Le secteur des logiciels décroche de 31 % en trois mois, emporté par la chute de ses poids lourds
Alors que le CAC 40 gagne près de 7 % sur la même période, le secteur des logiciels cotés à Paris s'enfonce dans une correction sévère : –30,9 % en trois mois. Ce décrochage spectaculaire, qui s'accentue encore ce jeudi avec un recul de près de 2 % en séance, dessine une divergence rarement observée entre la technologie logicielle et le reste de la cote parisienne.
Dassault Systèmes et Capgemini entraînent le secteur dans leur sillage
La dynamique baissière est largement dictée par les mastodontes du compartiment. Dassault Systèmes, qui représente à lui seul plus de 23 milliards d'euros de capitalisation, recule de 30,4 % sur trois mois et cède encore 2,4 % ce jeudi, à 17,22 euros.
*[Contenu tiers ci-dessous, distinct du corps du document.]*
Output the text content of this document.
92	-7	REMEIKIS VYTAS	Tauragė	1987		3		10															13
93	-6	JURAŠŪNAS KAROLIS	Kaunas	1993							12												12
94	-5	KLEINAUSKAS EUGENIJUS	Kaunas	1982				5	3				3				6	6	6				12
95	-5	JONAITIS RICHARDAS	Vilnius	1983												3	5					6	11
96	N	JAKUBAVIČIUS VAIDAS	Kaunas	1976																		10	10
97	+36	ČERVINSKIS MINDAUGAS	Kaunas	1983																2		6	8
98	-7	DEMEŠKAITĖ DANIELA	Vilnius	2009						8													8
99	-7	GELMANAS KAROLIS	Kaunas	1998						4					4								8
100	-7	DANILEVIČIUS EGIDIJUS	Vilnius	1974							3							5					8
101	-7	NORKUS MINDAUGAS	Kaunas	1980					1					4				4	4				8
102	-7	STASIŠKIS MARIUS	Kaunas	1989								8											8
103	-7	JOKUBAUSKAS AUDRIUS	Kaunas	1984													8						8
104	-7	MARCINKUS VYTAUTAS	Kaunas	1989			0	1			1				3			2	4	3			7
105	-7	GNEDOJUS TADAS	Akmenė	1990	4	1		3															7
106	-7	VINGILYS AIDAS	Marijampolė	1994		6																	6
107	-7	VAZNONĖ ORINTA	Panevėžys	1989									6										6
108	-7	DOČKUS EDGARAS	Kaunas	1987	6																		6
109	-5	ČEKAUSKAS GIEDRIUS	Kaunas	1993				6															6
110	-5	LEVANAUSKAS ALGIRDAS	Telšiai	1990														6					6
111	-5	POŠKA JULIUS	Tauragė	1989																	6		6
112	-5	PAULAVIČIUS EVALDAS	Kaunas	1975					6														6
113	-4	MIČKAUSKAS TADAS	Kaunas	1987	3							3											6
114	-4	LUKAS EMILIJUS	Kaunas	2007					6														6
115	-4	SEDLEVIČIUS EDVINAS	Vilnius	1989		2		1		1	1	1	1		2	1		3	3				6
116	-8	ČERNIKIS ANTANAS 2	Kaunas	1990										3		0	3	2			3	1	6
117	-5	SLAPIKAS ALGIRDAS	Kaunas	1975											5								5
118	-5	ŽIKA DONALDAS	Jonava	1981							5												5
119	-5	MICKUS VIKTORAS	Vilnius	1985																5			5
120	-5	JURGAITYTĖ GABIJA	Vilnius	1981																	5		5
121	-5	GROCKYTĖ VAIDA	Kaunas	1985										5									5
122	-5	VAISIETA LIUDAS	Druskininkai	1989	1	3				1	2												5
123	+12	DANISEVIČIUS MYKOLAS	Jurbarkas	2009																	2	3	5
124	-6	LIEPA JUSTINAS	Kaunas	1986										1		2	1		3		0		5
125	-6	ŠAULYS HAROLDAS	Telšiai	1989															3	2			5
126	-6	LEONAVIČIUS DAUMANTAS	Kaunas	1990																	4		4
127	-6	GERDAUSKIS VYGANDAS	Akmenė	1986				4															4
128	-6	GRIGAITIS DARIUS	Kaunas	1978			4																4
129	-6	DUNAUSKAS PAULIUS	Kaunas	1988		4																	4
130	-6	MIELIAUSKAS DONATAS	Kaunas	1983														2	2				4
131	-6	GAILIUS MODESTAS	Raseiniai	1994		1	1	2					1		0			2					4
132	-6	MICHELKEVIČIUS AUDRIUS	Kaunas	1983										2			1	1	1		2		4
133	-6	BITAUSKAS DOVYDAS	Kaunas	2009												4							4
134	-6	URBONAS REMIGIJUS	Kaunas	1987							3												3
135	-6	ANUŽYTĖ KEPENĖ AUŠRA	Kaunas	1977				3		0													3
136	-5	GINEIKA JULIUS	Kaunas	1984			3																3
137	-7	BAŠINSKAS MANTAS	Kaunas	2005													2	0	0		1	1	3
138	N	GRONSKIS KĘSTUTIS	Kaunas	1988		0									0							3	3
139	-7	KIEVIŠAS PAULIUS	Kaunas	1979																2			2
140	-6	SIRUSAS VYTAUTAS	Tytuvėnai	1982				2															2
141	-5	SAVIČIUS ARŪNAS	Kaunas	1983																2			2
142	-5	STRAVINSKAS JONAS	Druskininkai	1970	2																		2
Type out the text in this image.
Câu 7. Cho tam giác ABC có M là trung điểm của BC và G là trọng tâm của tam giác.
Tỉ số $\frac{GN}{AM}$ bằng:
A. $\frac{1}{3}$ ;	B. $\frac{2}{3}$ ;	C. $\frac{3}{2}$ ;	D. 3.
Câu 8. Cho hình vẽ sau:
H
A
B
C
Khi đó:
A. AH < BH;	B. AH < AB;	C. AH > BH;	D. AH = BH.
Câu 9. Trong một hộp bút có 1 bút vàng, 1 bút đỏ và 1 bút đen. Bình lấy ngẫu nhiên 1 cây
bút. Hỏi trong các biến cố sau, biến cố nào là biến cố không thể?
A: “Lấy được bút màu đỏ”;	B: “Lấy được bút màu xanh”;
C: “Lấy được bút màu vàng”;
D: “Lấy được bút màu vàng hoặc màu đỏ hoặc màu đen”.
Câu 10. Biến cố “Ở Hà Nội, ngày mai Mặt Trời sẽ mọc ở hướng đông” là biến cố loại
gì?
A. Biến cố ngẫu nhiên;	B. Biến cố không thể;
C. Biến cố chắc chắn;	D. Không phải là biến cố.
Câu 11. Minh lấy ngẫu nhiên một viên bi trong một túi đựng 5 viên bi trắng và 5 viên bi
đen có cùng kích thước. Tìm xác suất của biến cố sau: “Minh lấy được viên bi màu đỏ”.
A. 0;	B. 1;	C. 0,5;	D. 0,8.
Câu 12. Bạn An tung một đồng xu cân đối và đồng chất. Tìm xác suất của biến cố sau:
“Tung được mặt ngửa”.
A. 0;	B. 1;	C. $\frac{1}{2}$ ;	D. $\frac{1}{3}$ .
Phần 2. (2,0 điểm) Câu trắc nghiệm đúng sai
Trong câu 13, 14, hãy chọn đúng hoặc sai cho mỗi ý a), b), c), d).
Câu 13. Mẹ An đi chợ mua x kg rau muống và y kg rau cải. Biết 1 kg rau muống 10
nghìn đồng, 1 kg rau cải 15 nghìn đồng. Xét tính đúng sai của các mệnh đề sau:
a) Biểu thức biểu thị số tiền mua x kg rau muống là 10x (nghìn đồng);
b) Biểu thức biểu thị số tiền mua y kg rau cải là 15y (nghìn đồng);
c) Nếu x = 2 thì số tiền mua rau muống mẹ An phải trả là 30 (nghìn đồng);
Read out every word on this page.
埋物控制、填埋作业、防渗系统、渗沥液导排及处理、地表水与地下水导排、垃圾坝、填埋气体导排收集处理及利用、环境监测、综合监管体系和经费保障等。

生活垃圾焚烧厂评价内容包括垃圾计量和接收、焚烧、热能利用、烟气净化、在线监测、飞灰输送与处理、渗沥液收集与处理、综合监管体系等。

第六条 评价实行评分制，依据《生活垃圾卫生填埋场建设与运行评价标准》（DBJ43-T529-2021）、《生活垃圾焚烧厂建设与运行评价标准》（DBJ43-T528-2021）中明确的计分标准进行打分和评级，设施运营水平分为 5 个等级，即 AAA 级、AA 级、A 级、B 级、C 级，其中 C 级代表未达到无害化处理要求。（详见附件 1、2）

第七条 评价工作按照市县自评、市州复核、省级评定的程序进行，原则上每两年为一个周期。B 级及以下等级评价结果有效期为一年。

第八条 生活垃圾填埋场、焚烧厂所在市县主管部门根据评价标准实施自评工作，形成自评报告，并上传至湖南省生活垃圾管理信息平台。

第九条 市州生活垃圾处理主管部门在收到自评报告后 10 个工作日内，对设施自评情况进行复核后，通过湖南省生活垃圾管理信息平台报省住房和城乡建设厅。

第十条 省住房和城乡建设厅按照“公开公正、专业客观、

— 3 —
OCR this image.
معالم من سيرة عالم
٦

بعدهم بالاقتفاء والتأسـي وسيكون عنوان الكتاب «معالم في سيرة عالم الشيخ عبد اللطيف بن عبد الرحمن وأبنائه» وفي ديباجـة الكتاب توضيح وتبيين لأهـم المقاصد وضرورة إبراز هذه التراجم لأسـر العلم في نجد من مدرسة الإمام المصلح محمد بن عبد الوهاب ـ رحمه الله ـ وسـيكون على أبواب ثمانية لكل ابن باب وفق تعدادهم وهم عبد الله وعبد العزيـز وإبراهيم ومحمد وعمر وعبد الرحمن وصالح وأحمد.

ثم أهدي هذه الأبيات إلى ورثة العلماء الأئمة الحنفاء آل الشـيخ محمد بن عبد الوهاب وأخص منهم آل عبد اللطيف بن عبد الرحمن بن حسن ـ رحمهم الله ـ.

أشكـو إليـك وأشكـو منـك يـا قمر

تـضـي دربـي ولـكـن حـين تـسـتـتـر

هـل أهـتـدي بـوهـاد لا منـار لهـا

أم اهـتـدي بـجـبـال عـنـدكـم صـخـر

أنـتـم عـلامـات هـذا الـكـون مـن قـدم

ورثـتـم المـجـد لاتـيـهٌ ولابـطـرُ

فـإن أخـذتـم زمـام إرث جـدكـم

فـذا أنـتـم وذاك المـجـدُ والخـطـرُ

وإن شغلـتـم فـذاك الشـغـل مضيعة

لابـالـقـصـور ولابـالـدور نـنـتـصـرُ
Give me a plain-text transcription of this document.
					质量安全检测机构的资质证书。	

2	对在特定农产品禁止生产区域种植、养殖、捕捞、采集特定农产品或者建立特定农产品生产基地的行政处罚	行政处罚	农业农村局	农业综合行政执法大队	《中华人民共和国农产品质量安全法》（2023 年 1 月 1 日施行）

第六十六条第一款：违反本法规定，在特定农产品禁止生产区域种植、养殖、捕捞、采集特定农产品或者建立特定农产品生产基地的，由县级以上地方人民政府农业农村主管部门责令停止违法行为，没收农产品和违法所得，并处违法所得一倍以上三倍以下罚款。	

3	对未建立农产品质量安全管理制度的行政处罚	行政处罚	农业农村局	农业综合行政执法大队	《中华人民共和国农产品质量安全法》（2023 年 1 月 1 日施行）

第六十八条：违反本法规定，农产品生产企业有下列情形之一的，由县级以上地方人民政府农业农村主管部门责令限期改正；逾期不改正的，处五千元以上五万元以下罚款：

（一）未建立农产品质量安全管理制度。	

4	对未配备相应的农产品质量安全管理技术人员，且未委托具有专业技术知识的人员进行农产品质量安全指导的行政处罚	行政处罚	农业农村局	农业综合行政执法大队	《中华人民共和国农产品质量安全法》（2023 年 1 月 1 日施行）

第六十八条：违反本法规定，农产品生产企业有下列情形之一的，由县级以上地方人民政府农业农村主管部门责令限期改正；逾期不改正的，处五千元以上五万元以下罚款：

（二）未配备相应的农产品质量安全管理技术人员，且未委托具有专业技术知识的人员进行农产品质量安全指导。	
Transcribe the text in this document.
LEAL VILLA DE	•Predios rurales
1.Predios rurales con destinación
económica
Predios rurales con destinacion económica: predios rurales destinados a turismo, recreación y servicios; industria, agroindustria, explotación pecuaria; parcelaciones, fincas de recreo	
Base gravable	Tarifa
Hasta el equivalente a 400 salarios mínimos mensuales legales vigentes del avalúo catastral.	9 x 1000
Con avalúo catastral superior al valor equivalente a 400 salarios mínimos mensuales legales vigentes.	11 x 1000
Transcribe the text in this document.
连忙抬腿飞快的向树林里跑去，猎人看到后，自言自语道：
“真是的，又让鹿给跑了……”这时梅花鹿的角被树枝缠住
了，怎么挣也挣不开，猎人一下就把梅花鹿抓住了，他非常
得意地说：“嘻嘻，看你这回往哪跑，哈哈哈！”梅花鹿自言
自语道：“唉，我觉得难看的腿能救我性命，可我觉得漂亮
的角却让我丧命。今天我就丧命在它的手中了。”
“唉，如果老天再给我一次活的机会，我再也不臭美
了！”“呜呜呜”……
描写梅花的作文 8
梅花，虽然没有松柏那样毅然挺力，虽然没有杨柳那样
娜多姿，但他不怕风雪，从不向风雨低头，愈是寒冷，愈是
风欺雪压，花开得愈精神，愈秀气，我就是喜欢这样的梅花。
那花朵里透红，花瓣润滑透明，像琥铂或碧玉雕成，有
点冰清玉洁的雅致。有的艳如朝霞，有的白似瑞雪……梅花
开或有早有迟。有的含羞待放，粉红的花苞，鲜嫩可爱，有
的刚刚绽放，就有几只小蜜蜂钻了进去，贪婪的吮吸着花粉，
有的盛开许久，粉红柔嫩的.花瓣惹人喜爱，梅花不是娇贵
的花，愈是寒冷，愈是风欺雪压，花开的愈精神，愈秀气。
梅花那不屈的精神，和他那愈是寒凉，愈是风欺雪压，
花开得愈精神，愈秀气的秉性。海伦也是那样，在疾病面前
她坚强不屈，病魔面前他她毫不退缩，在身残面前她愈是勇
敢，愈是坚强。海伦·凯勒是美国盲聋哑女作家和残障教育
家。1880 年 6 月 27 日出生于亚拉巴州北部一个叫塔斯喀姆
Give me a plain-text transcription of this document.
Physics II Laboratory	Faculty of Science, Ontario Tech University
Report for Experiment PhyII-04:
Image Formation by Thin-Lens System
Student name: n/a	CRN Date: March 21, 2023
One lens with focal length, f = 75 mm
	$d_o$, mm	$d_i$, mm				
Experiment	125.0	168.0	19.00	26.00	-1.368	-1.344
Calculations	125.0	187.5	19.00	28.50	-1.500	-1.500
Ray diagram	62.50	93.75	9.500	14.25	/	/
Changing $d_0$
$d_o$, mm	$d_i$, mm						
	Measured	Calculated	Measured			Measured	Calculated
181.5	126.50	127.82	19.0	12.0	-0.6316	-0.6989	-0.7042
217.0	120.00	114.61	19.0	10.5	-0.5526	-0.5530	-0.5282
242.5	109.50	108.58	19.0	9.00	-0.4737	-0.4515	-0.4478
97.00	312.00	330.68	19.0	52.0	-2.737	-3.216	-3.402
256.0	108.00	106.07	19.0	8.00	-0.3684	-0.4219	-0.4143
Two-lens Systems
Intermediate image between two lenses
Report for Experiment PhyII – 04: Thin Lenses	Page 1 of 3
CAPGEMINI, deuxième capitalisation du secteur avec plus de 17 milliards d'euros, évolue sur la même trajectoire avec un repli de 1,8 % en séance. Plus bas, QUADIENT (–30,2 % sur trois mois) et Vusion accusent des écarts comparables avec leurs moyennes mobiles longues. Sur les 18 valeurs du secteur, 13 sont dans le rouge ce jeudi, contre seulement 4 en hausse.
Le contexte de marché n'aide guère : le VIX s'établit à 25,78, en hausse de près de 7 %, signalant un niveau de tension élevé, alimenté par les incertitudes géopolitiques au Moyen-Orient — notamment la fragilité du cessez-le-feu entre Washington et Téhéran et les frappes israéliennes au Liban. Mais au-delà de l'actualité, c'est aussi le potentiel bouleversement lié à l'essor de l'IA qui semble refroidir les investisseurs.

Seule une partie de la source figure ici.